By dan.mcclary on Jul 18, 2013
Documentation and most discussions are quick to point out that HDFS provides OS-level permissions on files and directories. However, there is less readily-available information about what the effects of OS-level permissions are on accessing data in HDFS via higher-level abstractions such as Hive or Pig. To provide a bit of clarity, I decided to run through the effects of permissions on different interactions with HDFS.
In this scenario, we have three users: oracle, dan, and not_dan. The oracle user has captured some data in an HDFS directory. The directory has 750 permissions: read/write/execute for oracle, read/execute for dan, and no access for not_dan. One of the files in the directory has 700 permissions, meaning that only the oracle user can read it. Each user will tries to do the following tasks:
- List the contents of the directory
- Count the lines in a subset of files including the file with 700 permissions
- Run a simple Hive query over the directory
Each user issues the command
hadoop fs -ls /user/shared/moving_average|more
And what do they see:[oracle@localhost ~]$ hadoop fs -ls /user/shared/moving_average|more
Found 564 items
Obviously, the oracle user can see all the files in its own directory.
[dan@localhost oracle]$ hadoop fs -ls /user/shared/moving_average|moreFound 564 items
Similarly, since dan has group read access, that user can also list all the files. The user without group read permissions, however, receives an error.
[not_dan@localhost oracle]$ hadoop fs -ls /user/shared/moving_average|more
ls: Permission denied: user=not_dan, access=READ_EXECUTE,
Counting Rows in the Shell
In this test, each user pipes a set of HDFS files into a unix command and counts rows. Recall, one of the files has 700 permissions.
The oracle user, again, can see all the available data:
[oracle@localhost ~]$ hadoop fs -cat /user/shared/moving_average/FlumeData.137408218405*|wc -l40
The user with partial permissions receives an error on the console, but can access the data they have permissions on. Naturally, the user without permissions only receives the error.
[dan@localhost oracle]$ hadoop fs -cat /user/shared/moving_average/FlumeData.137408218405*|wc -lcat: Permission denied: user=dan, access=READ, inode="/user/shared/moving_average/FlumeData.1374082184056":oracle:shared_hdfs:-rw-------30[not_dan@localhost oracle]$ hadoop fs -cat /user/shared/moving_average/FlumeData.137408218405*|wc -lcat: Permission denied: user=not_dan, access=READ_EXECUTE, inode="/user/shared/moving_average":oracle:shared_hdfs:drwxr-x---0
Permissions on Hive
In this final test, the oracle user defines an external Hive table over the shared directory.
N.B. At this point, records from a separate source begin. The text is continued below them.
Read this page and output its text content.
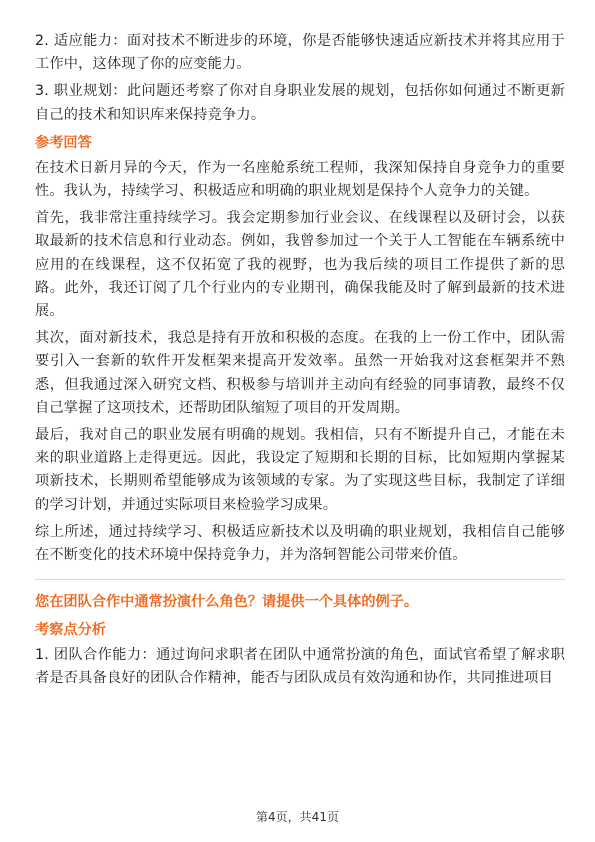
2. 适应能力：面对技术不断进步的环境，你是否能够快速适应新技术并将其应用于工作中，这体现了你的应变能力。

3. 职业规划：此问题还考察了你对自身职业发展的规划，包括你如何通过不断更新自己的技术和知识库来保持竞争力。

参考回答

在技术日新月异的今天，作为一名座舱系统工程师，我深知保持自身竞争力的重要性。我认为，持续学习、积极适应和明确的职业规划是保持个人竞争力的关键。

首先，我非常注重持续学习。我会定期参加行业会议、在线课程以及研讨会，以获取最新的技术信息和行业动态。例如，我曾参加过一个关于人工智能在车辆系统中应用的在线课程，这不仅拓宽了我的视野，也为我后续的项目工作提供了新的思路。此外，我还订阅了几个行业内的专业期刊，确保我能及时了解到最新的技术进展。

其次，面对新技术，我总是持有开放和积极的态度。在我的上一份工作中，团队需要引入一套新的软件开发框架来提高开发效率。虽然一开始我对这套框架并不熟悉，但我通过深入研究文档、积极参与培训并主动向有经验的同事请教，最终不仅自己掌握了这项技术，还帮助团队缩短了项目的开发周期。

最后，我对自己的职业发展有明确的规划。我相信，只有不断提升自己，才能在未来的职业道路上走得更远。因此，我设定了短期和长期的目标，比如短期内掌握某项新技术，长期则希望能够成为该领域的专家。为了实现这些目标，我制定了详细的学习计划，并通过实际项目来检验学习成果。

综上所述，通过持续学习、积极适应新技术以及明确的职业规划，我相信自己能够在不断变化的技术环境中保持竞争力，并为洛轲智能公司带来价值。

您在团队合作中通常扮演什么角色？请提供一个具体的例子。
考察点分析

1. 团队合作能力：通过询问求职者在团队中通常扮演的角色，面试官希望了解求职者是否具备良好的团队合作精神，能否与团队成员有效沟通和协作，共同推进项目

第4页，共41页
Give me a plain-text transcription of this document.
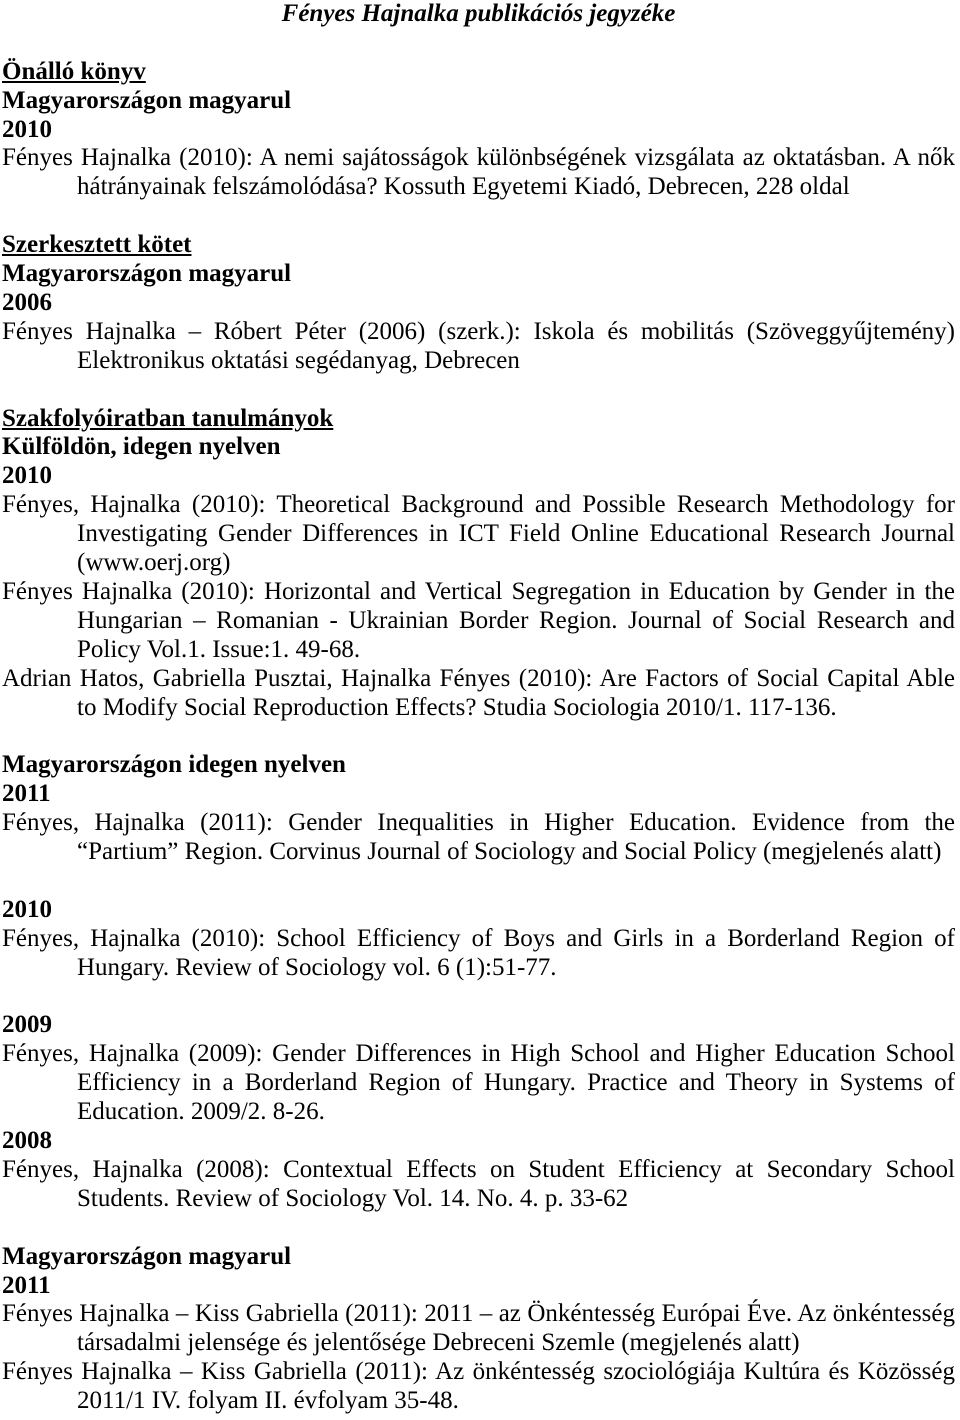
Fényes Hajnalka publikációs jegyzéke
Önálló könyv
Magyarországon magyarul
2010

Fényes Hajnalka (2010): A nemi sajátosságok különbségének vizsgálata az oktatásban. A nők hátrányainak felszámolódása? Kossuth Egyetemi Kiadó, Debrecen, 228 oldal

Szerkesztett kötet
Magyarországon magyarul
2006

Fényes Hajnalka – Róbert Péter (2006) (szerk.): Iskola és mobilitás (Szöveggyűjtemény) Elektronikus oktatási segédanyag, Debrecen

Szakfolyóiratban tanulmányok
Külföldön, idegen nyelven
2010

Fényes, Hajnalka (2010): Theoretical Background and Possible Research Methodology for Investigating Gender Differences in ICT Field Online Educational Research Journal (www.oerj.org)

Fényes Hajnalka (2010): Horizontal and Vertical Segregation in Education by Gender in the Hungarian – Romanian - Ukrainian Border Region. Journal of Social Research and Policy Vol.1. Issue:1. 49-68.

Adrian Hatos, Gabriella Pusztai, Hajnalka Fényes (2010): Are Factors of Social Capital Able to Modify Social Reproduction Effects? Studia Sociologia 2010/1. 117-136.

Magyarországon idegen nyelven
2011

Fényes, Hajnalka (2011): Gender Inequalities in Higher Education. Evidence from the “Partium” Region. Corvinus Journal of Sociology and Social Policy (megjelenés alatt)

2010

Fényes, Hajnalka (2010): School Efficiency of Boys and Girls in a Borderland Region of Hungary. Review of Sociology vol. 6 (1):51-77.

2009

Fényes, Hajnalka (2009): Gender Differences in High School and Higher Education School Efficiency in a Borderland Region of Hungary. Practice and Theory in Systems of Education. 2009/2. 8-26.

2008

Fényes, Hajnalka (2008): Contextual Effects on Student Efficiency at Secondary School Students. Review of Sociology Vol. 14. No. 4. p. 33-62

Magyarországon magyarul
2011

Fényes Hajnalka – Kiss Gabriella (2011): 2011 – az Önkéntesség Európai Éve. Az önkéntesség társadalmi jelensége és jelentősége Debreceni Szemle (megjelenés alatt)

Fényes Hajnalka – Kiss Gabriella (2011): Az önkéntesség szociológiája Kultúra és Közösség 2011/1 IV. folyam II. évfolyam 35-48.
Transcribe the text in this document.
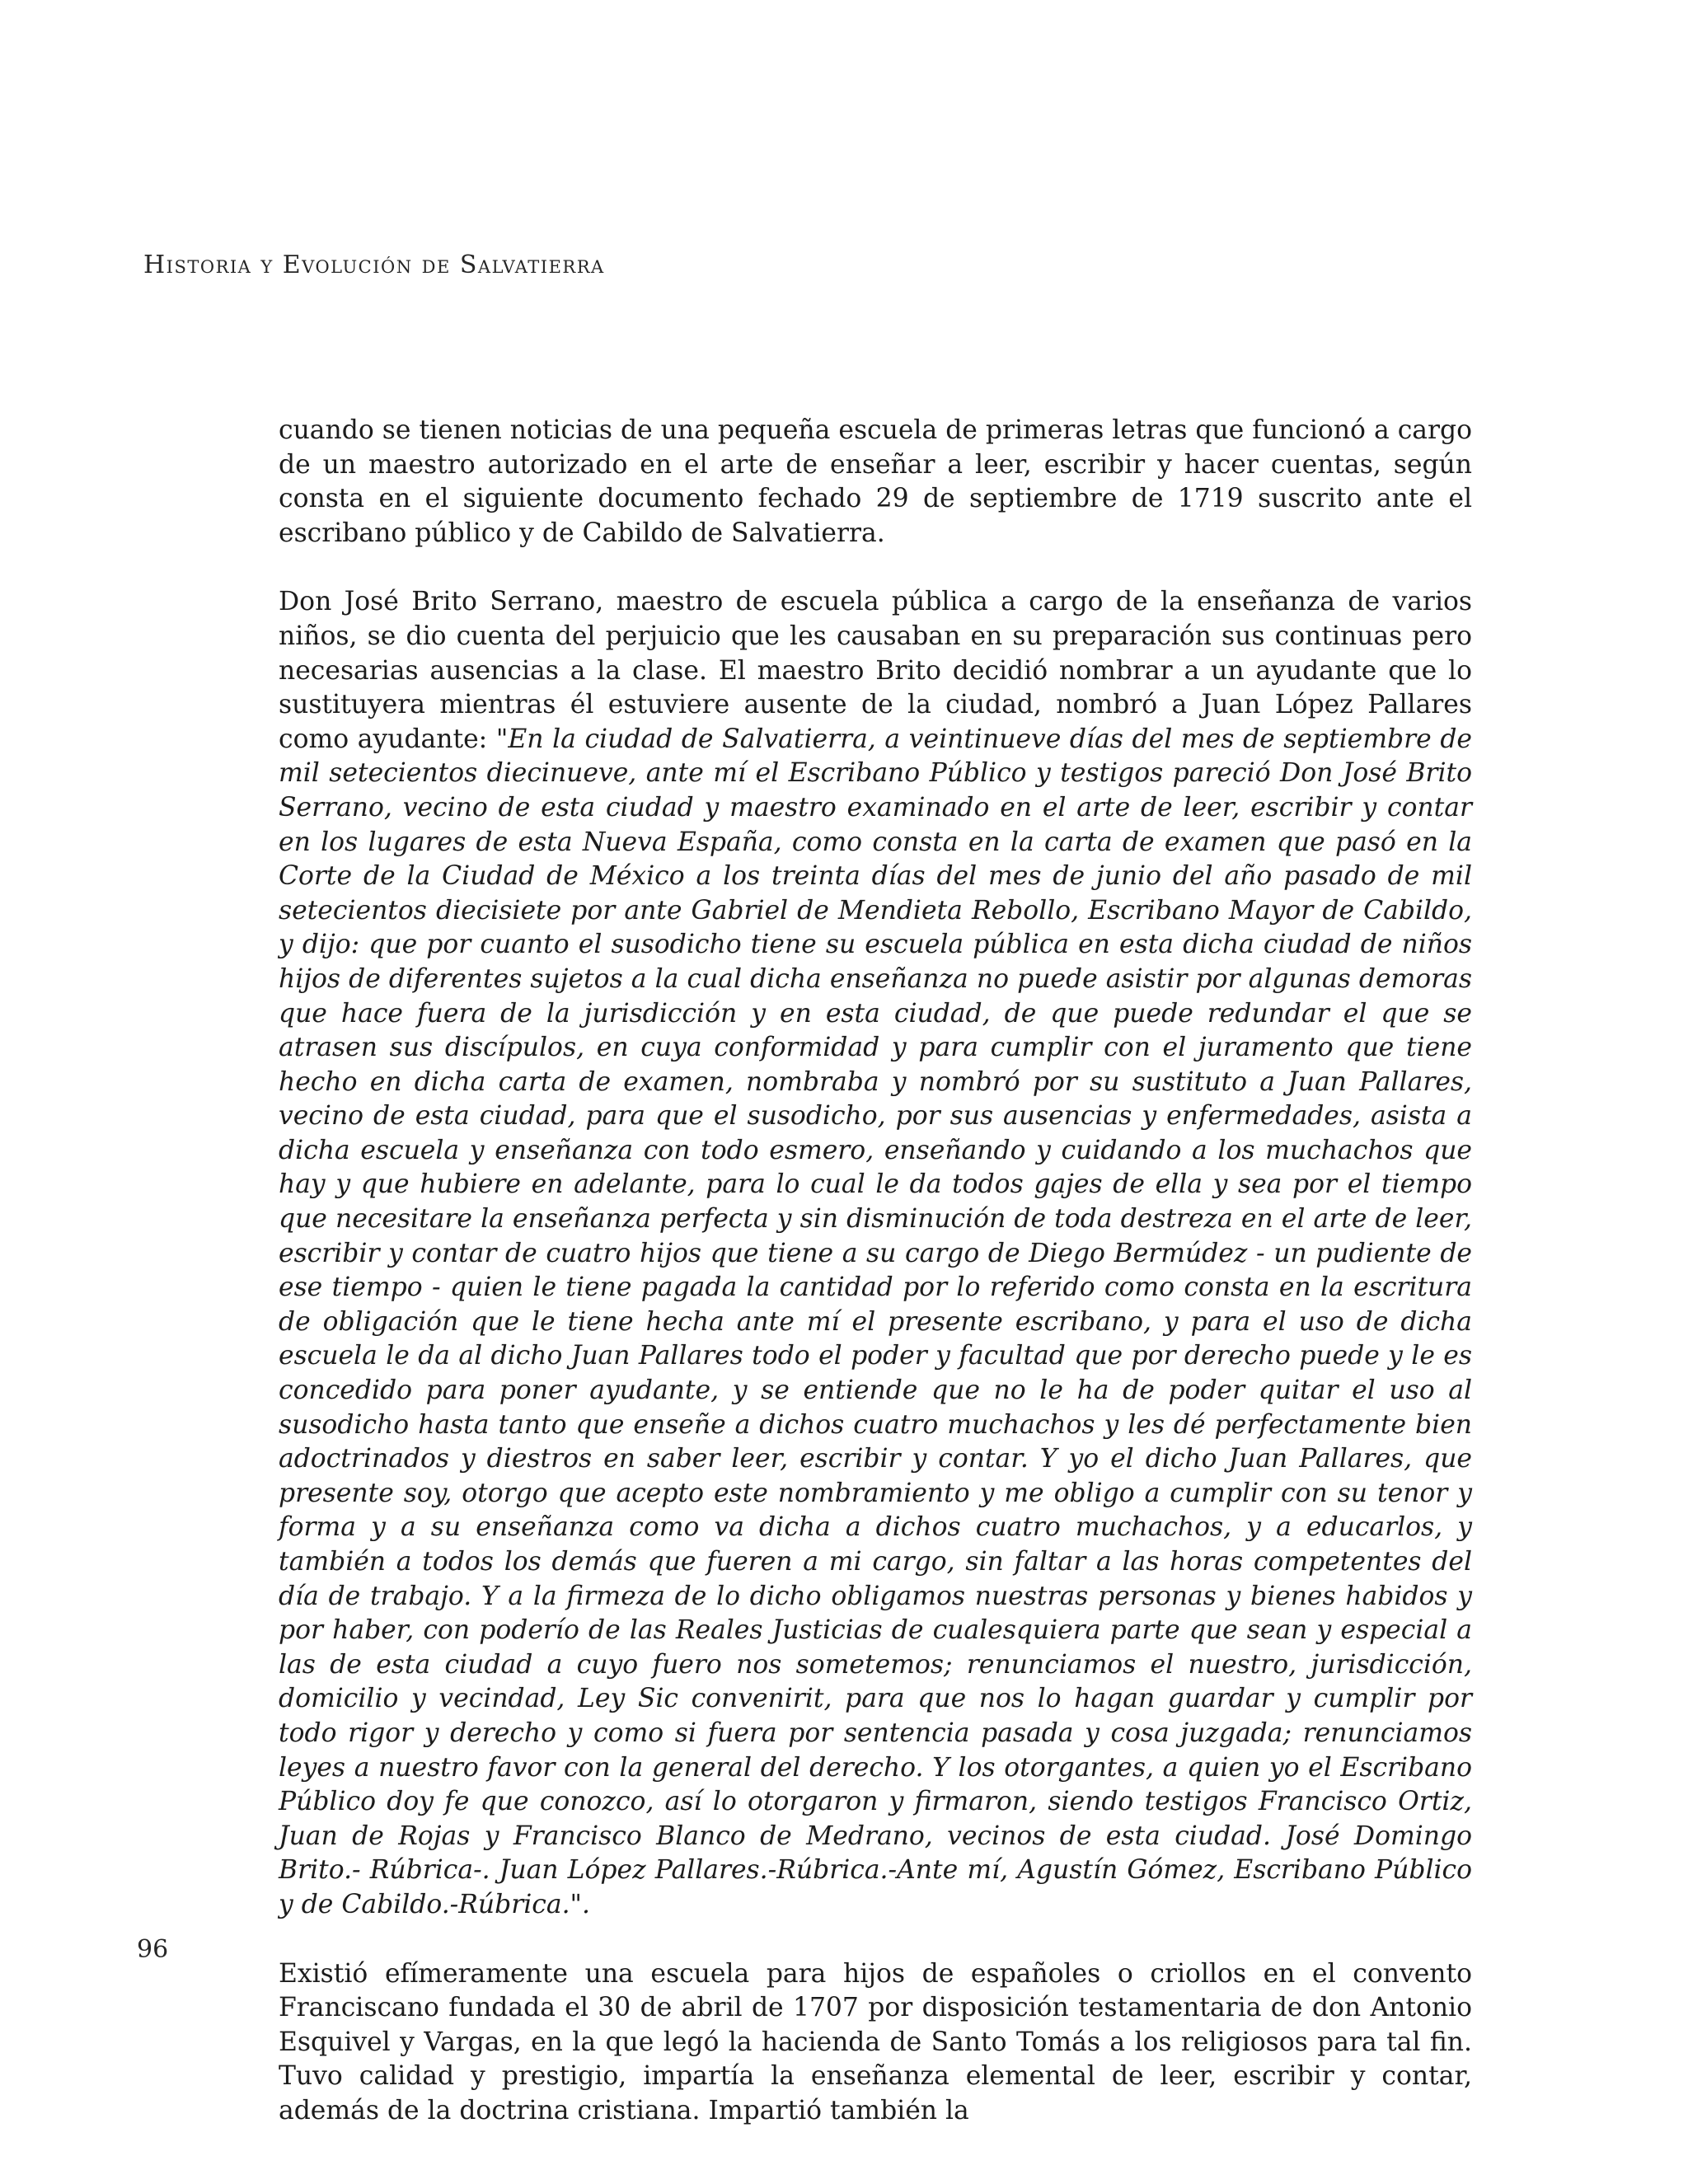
Historia y Evolución de Salvatierra

cuando se tienen noticias de una pequeña escuela de primeras letras que funcionó a cargo de un maestro autorizado en el arte de enseñar a leer, escribir y hacer cuentas, según consta en el siguiente documento fechado 29 de septiembre de 1719 suscrito ante el escribano público y de Cabildo de Salvatierra.

Don José Brito Serrano, maestro de escuela pública a cargo de la enseñanza de varios niños, se dio cuenta del perjuicio que les causaban en su preparación sus continuas pero necesarias ausencias a la clase. El maestro Brito decidió nombrar a un ayudante que lo sustituyera mientras él estuviere ausente de la ciudad, nombró a Juan López Pallares como ayudante: "En la ciudad de Salvatierra, a veintinueve días del mes de septiembre de mil setecientos diecinueve, ante mí el Escribano Público y testigos pareció Don José Brito Serrano, vecino de esta ciudad y maestro examinado en el arte de leer, escribir y contar en los lugares de esta Nueva España, como consta en la carta de examen que pasó en la Corte de la Ciudad de México a los treinta días del mes de junio del año pasado de mil setecientos diecisiete por ante Gabriel de Mendieta Rebollo, Escribano Mayor de Cabildo, y dijo: que por cuanto el susodicho tiene su escuela pública en esta dicha ciudad de niños hijos de diferentes sujetos a la cual dicha enseñanza no puede asistir por algunas demoras que hace fuera de la jurisdicción y en esta ciudad, de que puede redundar el que se atrasen sus discípulos, en cuya conformidad y para cumplir con el juramento que tiene hecho en dicha carta de examen, nombraba y nombró por su sustituto a Juan Pallares, vecino de esta ciudad, para que el susodicho, por sus ausencias y enfermedades, asista a dicha escuela y enseñanza con todo esmero, enseñando y cuidando a los muchachos que hay y que hubiere en adelante, para lo cual le da todos gajes de ella y sea por el tiempo que necesitare la enseñanza perfecta y sin disminución de toda destreza en el arte de leer, escribir y contar de cuatro hijos que tiene a su cargo de Diego Bermúdez - un pudiente de ese tiempo - quien le tiene pagada la cantidad por lo referido como consta en la escritura de obligación que le tiene hecha ante mí el presente escribano, y para el uso de dicha escuela le da al dicho Juan Pallares todo el poder y facultad que por derecho puede y le es concedido para poner ayudante, y se entiende que no le ha de poder quitar el uso al susodicho hasta tanto que enseñe a dichos cuatro muchachos y les dé perfectamente bien adoctrinados y diestros en saber leer, escribir y contar. Y yo el dicho Juan Pallares, que presente soy, otorgo que acepto este nombramiento y me obligo a cumplir con su tenor y forma y a su enseñanza como va dicha a dichos cuatro muchachos, y a educarlos, y también a todos los demás que fueren a mi cargo, sin faltar a las horas competentes del día de trabajo. Y a la firmeza de lo dicho obligamos nuestras personas y bienes habidos y por haber, con poderío de las Reales Justicias de cualesquiera parte que sean y especial a las de esta ciudad a cuyo fuero nos sometemos; renunciamos el nuestro, jurisdicción, domicilio y vecindad, Ley Sic convenirit, para que nos lo hagan guardar y cumplir por todo rigor y derecho y como si fuera por sentencia pasada y cosa juzgada; renunciamos leyes a nuestro favor con la general del derecho. Y los otorgantes, a quien yo el Escribano Público doy fe que conozco, así lo otorgaron y firmaron, siendo testigos Francisco Ortiz, Juan de Rojas y Francisco Blanco de Medrano, vecinos de esta ciudad. José Domingo Brito.- Rúbrica-. Juan López Pallares.-Rúbrica.-Ante mí, Agustín Gómez, Escribano Público y de Cabildo.-Rúbrica.".

Existió efímeramente una escuela para hijos de españoles o criollos en el convento Franciscano fundada el 30 de abril de 1707 por disposición testamentaria de don Antonio Esquivel y Vargas, en la que legó la hacienda de Santo Tomás a los religiosos para tal fin. Tuvo calidad y prestigio, impartía la enseñanza elemental de leer, escribir y contar, además de la doctrina cristiana. Impartió también la

96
Each user issues a simple COUNT(*) query against the directory. Interestingly, the results are not the same as piping the datastream to the shell.
The oracle user's query runs correctly, while both dan and not_dan's queries fail:
Job Submission failed with exception 'java.io.FileNotFoundException(File /user/shared/moving_average/FlumeData.1374082184056 does not exist)'
Job Submission failed with exception 'org.apache.hadoop.security.AccessControlException (Permission denied: user=not_dan, access=READ_EXECUTE,
So, what's going on here? In each case, the query fails, but for different reasons. In the case of not_dan, the query fails because the user has no permissions on the directory. However, the query issued by dan fails because of a FileNotFound exception. Because dan does not have read permissions on the file, Hive cannot find all the files necessary to build the underlying MapReduce job. Thus, the query fails before being submitted to the JobTracker. The rule then, becomes simple: to issue a Hive query, a user must have read permissions on all files read by the query. If a user has permissions on one set of partition directories, but not another, they can issue queries against the readable partitions, but not against the entire table.
In a nutshell, the OS-level permissions of HDFS behave just as we would expect in the shell. However, problems can arise when tools like Hive or Pig try to construct MapReduce jobs. As a best practice, permissions structures should be tested against the tools which will access the data. This ensures that users can read
what they are allowed to, in the manner that they need to.